Monday, March 14, 2011

Wake Board Rail Blue Prints

LAST PAYMENT NOTICE.

IN SPAIN COSTS EXCEED THE EU MEDIA IF ALL IS MONEY PUBLIC
BDE encrypted bank rescue at 15,000 million compared to 50,000 the market wants
News published in The confidencial.11/03/2011




Well, you see, ladies and gentlemen of the government, is that I can not make ends meet and need a government bailout. My forecast to spend the month were about, but I liked some eurillos on a shirt from Zara and these have increased, leaving me in the red and needs an urgent injection of euros in my account of the affinity card, which of the other I do not trust. That can break everything, but by god, do not break zara!.

Because here, or fuck all, or we take a whore to river.


And if not, they should ask the Icelandic Prime Minister Geir H. Haarde and his entire government, the government first (and only that I know of) which falls victim to global crisis.

Yes sir, because in the worst time of financial crisis, Iceland chose not to rescue the banks with taxpayers' money and depose his government. And after a tough period Iceland today is to grow organically by 3%.

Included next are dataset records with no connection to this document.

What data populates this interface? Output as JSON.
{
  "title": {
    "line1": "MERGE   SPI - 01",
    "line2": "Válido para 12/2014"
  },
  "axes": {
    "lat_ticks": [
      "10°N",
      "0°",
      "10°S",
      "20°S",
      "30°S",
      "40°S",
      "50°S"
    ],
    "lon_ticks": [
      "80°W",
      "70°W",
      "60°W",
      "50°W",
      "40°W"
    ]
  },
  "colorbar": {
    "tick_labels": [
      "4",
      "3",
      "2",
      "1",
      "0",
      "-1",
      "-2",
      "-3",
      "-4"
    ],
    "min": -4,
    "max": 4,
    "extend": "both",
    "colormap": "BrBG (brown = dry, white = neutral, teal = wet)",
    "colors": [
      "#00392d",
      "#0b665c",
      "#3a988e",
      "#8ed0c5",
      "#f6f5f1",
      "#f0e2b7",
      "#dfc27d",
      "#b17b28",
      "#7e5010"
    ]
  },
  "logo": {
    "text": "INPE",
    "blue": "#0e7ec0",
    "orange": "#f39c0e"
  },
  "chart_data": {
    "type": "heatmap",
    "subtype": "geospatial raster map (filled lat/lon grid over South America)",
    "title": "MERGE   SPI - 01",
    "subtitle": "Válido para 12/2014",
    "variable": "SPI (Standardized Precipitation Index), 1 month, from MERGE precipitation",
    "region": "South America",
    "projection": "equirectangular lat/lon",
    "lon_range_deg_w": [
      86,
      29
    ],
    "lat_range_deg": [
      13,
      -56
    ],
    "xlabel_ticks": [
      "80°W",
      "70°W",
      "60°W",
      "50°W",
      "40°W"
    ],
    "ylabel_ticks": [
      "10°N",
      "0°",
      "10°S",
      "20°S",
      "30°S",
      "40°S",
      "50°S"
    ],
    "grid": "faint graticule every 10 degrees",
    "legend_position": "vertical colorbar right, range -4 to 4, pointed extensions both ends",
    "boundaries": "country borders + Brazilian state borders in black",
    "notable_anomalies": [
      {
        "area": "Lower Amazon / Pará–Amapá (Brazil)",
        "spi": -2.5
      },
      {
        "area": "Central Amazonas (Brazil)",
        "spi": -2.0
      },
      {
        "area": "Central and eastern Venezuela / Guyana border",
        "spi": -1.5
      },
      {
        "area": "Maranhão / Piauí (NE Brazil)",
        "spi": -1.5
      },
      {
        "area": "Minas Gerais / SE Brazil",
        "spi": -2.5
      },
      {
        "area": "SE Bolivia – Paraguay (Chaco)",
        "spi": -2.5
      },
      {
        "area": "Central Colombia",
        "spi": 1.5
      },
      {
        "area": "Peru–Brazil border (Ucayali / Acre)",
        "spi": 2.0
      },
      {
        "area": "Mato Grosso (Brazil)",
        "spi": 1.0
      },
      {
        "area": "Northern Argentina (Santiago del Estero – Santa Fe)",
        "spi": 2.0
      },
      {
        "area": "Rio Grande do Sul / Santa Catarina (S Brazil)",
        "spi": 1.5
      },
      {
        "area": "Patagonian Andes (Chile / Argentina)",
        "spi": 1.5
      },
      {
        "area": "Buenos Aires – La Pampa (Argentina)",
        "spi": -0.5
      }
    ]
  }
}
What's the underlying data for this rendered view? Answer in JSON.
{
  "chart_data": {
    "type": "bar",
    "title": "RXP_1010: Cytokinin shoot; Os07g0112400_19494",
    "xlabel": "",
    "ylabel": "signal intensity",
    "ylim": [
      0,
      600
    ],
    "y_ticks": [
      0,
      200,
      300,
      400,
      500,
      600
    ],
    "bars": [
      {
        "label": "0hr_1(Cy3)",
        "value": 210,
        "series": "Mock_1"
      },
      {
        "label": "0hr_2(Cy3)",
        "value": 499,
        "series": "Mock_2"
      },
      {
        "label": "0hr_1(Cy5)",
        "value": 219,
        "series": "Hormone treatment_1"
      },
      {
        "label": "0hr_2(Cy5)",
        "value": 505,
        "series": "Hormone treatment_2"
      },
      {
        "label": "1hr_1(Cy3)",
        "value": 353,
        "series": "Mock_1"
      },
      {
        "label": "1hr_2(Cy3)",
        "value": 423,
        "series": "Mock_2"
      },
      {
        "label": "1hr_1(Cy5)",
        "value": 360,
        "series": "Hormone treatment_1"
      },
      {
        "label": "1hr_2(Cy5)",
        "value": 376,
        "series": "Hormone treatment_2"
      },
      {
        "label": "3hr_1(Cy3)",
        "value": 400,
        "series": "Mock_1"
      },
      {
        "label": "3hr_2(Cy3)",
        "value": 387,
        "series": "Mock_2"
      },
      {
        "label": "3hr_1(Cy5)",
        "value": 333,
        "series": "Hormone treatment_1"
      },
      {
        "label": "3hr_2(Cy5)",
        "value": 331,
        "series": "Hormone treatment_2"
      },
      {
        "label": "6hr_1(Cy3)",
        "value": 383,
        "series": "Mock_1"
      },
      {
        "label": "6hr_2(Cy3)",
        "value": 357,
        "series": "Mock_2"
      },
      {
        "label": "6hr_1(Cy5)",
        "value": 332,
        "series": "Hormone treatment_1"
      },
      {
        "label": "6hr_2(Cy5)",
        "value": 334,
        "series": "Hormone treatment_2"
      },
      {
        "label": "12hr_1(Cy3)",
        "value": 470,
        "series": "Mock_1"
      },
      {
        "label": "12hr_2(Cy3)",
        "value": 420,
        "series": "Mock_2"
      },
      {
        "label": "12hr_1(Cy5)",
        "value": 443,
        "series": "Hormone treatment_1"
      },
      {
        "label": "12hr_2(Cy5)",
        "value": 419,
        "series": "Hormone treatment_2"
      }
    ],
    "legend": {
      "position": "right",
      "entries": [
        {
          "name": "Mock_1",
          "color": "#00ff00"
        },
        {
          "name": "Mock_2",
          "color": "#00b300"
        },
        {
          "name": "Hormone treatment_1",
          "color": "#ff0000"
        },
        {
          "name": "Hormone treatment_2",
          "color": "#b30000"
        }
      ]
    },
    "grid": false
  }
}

There is no doubt that the wave of interest generated by the mass uprisings in Arab countries like Egypt, Tunisia, Libya and others due to a genuine historical fact.
However, north on a small island is an example of a quiet revolution has been successful and has handed over power to citizens. Hardly something to see in the protests and regime changes in these countries.

The situation in Iceland in October 2008 was of genuine financial panic, the bank assets had soared to 209 billion dollars to be 11 times the GDP of the country. But the government, rather than pump billions decided to suspend payments.
"Iceland did the right thing by ensuring that its payments system will continue working while the creditors, not the taxpayer assumed the banks' losses," Bloomberg told Nobel economics prize Columbia professor Joseph Stiglitz. "By contrast, Ireland has done everything wrong. It's probably the worst model."

Unlike the United States or Ireland, not sheltered your financial political elite, but instead, he quit the government altogether, major banks were nationalized, it was decided not to pay the debt that they have created in Britain and the Netherlands because of their heinous financial policy and just created a popular assembly in which citizens propose a new constitution. Icelanders spent
hard times, but the only way real change could have just started toxic structures presents modern financial system.

In November 2008 the Icelandic crown had already lost 58% of its value, inflation soared to 19% in January 2009 and that same year the economy shrank by 7%. Prime Minister Geir Haarde was forced to resign in January 2009 and is now facing the courts.

However, after two years of hard adjustment that included the intervention of the IMF, the Icelandic economy, which emerged from recession in the third quarter (which grew by 1.2% after seven consecutive quarters of contraction), could grow 3% this year.

The country plans to return to the capital markets and even issued in euros, something not done since 2006, a sign of renewed confidence in the economy and finance of the small Nordic country.

could argue that Iceland is a small country of 300 thousand inhabitants, one of the first to embrace democracy, and political situation is less complex.

However, it can be argued that Iceland is just proof that when you manage to depose the corrupt political elite, achieved self-government, participatory and smart decisions are not co-opted by the interests (as we all know that bail out banks with taxpayers' money is to allow the status quo persists embezzling the planet) then it is possible to transform society and achieve real growth (not due to financial statistical alchemy).

So while it might be easier to do this in Iceland than in a larger country (and less isolated, so to speak), the Iceland model is the model, even if it means a hard trance in the transition to free the yoke of global capitalism.



If they could, we won a World Cup that we can also say NO to the rescue of the banks.